Last week we discussed transfer efficiency and I left off with the idea that HLVP spray guns can shoot coating at lower or higher transfer efficiency percentages based on the sray gun setup and operator use.
Also, there are other variables that are a factor even if the gun set up for optimal T.E. The first and most obvious is your finish person’s lead and lag technique. That refers to the amount of coating that is sprayed into the air prior to or at the end of a pass when you move the spray pattern onto or off of the surface you want to coat. Some folks don’t cycle the fluid valve at the end of a pass. They just leave it open, move the gun, and reverse direction. You will waste coating if you end each pass without cycling the fluid valve. Allowing the fluid valve to remain open when the pattern is sprayed into the air is wasteful of coating as well as booth filters.
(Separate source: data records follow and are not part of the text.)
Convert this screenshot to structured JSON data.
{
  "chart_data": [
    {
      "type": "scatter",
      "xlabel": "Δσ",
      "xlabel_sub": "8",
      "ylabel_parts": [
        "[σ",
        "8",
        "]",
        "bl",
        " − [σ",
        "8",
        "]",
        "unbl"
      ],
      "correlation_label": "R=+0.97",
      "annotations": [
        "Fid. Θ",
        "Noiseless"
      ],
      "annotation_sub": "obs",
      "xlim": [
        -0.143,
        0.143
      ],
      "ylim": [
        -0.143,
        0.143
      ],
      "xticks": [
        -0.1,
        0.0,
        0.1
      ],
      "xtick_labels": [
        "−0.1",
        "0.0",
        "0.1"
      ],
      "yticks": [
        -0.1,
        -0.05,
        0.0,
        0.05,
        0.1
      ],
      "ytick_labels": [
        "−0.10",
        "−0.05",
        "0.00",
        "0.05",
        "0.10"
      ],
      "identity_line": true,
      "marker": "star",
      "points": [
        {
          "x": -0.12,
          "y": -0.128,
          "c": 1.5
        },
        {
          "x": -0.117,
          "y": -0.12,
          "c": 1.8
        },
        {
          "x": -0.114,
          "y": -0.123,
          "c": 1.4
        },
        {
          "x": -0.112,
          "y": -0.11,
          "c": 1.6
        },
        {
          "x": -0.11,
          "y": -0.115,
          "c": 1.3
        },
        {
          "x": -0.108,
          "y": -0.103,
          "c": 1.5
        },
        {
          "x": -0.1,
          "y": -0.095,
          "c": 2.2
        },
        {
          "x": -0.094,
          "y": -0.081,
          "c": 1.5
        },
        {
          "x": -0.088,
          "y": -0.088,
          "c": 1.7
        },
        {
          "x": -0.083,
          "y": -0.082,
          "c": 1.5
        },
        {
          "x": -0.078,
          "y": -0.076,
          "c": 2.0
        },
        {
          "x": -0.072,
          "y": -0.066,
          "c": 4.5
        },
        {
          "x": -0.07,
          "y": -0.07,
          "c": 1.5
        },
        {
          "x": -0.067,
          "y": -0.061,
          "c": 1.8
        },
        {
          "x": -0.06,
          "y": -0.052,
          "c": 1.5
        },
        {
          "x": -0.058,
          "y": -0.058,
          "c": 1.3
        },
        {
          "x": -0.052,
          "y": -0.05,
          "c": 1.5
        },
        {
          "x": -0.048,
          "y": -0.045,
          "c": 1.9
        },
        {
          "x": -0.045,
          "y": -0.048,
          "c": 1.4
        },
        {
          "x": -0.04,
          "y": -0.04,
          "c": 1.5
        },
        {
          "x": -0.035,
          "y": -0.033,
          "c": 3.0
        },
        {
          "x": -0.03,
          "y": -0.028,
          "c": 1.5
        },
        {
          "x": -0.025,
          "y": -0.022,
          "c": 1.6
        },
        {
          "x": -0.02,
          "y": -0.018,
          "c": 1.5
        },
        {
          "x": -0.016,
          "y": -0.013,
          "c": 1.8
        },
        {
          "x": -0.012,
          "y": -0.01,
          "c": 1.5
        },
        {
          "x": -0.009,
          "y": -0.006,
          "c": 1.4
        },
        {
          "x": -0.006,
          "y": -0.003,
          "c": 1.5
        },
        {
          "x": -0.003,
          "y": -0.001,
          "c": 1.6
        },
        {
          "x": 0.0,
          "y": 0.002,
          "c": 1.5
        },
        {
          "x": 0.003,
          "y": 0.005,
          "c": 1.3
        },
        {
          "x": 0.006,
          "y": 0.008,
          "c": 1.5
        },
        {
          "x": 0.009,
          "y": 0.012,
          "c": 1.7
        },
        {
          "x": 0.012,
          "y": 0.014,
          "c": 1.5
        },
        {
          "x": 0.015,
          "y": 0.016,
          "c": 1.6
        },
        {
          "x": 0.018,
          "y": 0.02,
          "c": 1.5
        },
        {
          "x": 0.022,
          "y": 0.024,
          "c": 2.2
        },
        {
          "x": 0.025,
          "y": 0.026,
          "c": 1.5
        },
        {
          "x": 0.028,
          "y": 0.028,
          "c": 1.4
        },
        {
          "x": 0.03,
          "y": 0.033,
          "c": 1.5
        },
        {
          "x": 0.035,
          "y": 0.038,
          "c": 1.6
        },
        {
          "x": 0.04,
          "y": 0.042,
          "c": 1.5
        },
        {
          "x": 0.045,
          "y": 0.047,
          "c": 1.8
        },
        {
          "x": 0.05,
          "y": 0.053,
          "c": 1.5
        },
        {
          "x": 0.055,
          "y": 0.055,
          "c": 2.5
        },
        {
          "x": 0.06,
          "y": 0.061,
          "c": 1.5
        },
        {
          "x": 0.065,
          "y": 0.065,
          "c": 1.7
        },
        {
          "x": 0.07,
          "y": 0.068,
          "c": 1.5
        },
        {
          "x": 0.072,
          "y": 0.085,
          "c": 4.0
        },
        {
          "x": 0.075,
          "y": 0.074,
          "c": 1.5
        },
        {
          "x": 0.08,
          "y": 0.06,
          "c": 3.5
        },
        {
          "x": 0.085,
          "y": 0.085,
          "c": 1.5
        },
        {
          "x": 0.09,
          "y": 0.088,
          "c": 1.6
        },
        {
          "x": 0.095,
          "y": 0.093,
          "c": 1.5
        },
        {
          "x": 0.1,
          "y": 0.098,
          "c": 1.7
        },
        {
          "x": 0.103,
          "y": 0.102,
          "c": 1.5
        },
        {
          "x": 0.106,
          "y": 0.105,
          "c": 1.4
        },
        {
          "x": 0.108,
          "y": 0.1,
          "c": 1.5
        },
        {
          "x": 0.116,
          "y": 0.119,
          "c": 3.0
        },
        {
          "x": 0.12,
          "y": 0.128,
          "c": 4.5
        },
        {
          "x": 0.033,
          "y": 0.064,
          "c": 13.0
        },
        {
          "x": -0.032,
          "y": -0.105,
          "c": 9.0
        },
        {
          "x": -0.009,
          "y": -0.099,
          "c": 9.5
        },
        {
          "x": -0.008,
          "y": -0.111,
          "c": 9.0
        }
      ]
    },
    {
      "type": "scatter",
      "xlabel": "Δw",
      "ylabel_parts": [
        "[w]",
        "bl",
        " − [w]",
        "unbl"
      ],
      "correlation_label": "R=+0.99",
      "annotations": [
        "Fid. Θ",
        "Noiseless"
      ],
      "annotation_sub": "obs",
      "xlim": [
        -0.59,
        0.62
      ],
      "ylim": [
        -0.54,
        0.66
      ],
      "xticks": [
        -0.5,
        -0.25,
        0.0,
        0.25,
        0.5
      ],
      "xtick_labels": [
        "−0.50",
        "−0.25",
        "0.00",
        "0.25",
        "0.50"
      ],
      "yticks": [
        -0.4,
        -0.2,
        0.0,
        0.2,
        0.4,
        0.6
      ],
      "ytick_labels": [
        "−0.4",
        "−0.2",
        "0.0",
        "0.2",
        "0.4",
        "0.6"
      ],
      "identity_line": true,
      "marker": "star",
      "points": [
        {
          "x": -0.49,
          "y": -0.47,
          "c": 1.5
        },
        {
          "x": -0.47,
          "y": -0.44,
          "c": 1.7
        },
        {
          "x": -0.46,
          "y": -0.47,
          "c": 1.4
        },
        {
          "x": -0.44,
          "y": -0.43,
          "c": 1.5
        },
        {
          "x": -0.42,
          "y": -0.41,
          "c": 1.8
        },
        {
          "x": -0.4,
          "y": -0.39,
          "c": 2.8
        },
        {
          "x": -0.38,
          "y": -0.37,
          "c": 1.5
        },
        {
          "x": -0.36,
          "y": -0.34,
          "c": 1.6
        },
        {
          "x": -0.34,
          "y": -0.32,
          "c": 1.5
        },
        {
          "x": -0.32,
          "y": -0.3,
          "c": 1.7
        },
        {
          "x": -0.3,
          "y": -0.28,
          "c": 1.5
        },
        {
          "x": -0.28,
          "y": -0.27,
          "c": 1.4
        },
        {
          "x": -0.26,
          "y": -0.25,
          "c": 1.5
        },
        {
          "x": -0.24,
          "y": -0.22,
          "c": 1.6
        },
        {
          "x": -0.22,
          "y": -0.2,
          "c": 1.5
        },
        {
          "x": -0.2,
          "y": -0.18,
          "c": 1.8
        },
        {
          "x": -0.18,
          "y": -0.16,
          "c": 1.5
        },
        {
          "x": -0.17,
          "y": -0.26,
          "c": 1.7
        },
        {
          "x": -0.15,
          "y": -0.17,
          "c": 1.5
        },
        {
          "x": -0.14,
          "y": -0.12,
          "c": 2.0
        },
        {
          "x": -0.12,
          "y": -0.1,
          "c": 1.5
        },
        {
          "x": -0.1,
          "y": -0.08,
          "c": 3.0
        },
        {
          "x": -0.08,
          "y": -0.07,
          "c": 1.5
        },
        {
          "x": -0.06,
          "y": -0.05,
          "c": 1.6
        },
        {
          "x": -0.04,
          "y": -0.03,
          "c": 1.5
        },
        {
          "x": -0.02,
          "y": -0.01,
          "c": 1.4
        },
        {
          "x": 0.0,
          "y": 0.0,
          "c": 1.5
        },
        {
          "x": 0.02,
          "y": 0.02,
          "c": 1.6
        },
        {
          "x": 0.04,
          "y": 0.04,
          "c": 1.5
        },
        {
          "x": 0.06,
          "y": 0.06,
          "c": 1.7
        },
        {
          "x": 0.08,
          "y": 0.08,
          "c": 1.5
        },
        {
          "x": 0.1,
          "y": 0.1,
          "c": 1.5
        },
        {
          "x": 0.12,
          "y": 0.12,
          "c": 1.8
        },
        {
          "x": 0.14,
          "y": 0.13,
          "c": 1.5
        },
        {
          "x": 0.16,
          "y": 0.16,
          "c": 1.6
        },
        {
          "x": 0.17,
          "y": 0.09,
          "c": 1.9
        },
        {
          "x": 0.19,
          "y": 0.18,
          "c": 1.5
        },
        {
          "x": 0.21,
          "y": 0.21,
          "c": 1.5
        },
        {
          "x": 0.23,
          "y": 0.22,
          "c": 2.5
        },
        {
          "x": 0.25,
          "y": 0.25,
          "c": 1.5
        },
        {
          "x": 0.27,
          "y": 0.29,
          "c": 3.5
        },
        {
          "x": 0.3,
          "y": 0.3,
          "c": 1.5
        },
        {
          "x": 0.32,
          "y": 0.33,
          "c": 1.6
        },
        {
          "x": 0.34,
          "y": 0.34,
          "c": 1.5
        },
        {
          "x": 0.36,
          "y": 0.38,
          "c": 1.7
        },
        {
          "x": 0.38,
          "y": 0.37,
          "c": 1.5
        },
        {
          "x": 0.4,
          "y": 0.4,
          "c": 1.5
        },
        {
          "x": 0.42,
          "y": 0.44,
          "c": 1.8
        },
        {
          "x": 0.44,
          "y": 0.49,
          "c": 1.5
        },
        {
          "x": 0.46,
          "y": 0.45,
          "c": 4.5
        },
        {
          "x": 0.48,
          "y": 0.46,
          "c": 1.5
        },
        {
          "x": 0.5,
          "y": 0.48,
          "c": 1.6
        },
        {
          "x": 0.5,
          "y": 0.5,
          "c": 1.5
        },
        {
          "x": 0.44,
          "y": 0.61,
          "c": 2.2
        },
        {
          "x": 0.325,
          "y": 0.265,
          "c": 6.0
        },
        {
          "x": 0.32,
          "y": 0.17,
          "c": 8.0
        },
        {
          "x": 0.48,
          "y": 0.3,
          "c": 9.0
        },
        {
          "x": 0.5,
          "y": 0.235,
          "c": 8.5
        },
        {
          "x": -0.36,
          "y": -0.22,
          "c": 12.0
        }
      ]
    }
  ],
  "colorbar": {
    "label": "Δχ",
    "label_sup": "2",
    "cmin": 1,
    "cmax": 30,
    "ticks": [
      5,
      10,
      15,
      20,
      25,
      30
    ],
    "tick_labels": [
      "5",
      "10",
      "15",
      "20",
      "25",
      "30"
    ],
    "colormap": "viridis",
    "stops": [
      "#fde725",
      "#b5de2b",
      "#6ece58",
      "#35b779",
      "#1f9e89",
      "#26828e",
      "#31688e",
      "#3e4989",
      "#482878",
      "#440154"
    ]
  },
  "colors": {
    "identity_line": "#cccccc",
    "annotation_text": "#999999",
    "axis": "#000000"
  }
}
The best bet is to cycle the fluid valve on or off as close as possible to the edge of the object being sprayed. That saves coating and, thus, improves T.E.
I mentioned previously that the shape or configuration of the piece being sprayed can affect T.E. For example, if you are spraying flat panels, you should have better T.E. than if you are spraying a set of dining room chairs. Do you see my point? The dining room chair is more intricate and potentially wasteful of coating simply because of the small, irregular surfaces to be coated.
Here’s another thing that will improve T.E. over the long haul. I mentioned bounce back and overspray last week. There is “sweet spot” at which the tip should remain throughout a pass relative to the surface being sprayed. Tip to surface distance is critical.
I so often tell people that speed and distance are your friends. Well, that’s positive “spin” used to avoid talking about the fact that they can also be your enemy. Distance affects the width of the pattern and the mils of coating applied per square inch of surface. The speed of the gun also affects the mils of coating applied per square inch. But distance can also affect bounce back and overspray. Find the sweet spot and train yourself to hold the gun at that distance at all times. One source I read says that you can improve T.E. by 38% by maintaining proper tip to surface distance.
Come the end of the job, come the end of the day, and come the end of the year…think of ways to improve T.E. In order to do so, T.E. needs to be on your mind when you pick up the gun. Think about these things.
• Am I using the right equipment for this job?
• Do I have my equipment set up properly to maximize T.E?
• How am I going to spray this piece for maximum T.E?
o Other things not part of the flat surface
• What pattern(s) will work best on this piece?
• When do I cycle the fluid valve on and off relative to the edge of the surface being sprayed?
All this and more will help you reduce waste. So now, are you ready for the punch line?
Remember…it is a waste of time and money to practice bad habits. Always practice to improve your skills.
In conclusion, I would like to repeat one more thing that I’ve said before. If you are the builder, think like a finisher. Ask yourself how you would build this particular piece if you were going to spray it yourself. So many times I have seen builders build something that is exceedingly difficult to spray. If only you would stop and consider building subassemblies that could be quickly assembled after they are finished. It would not only save labor costs in the spray shop, it would improve T.E.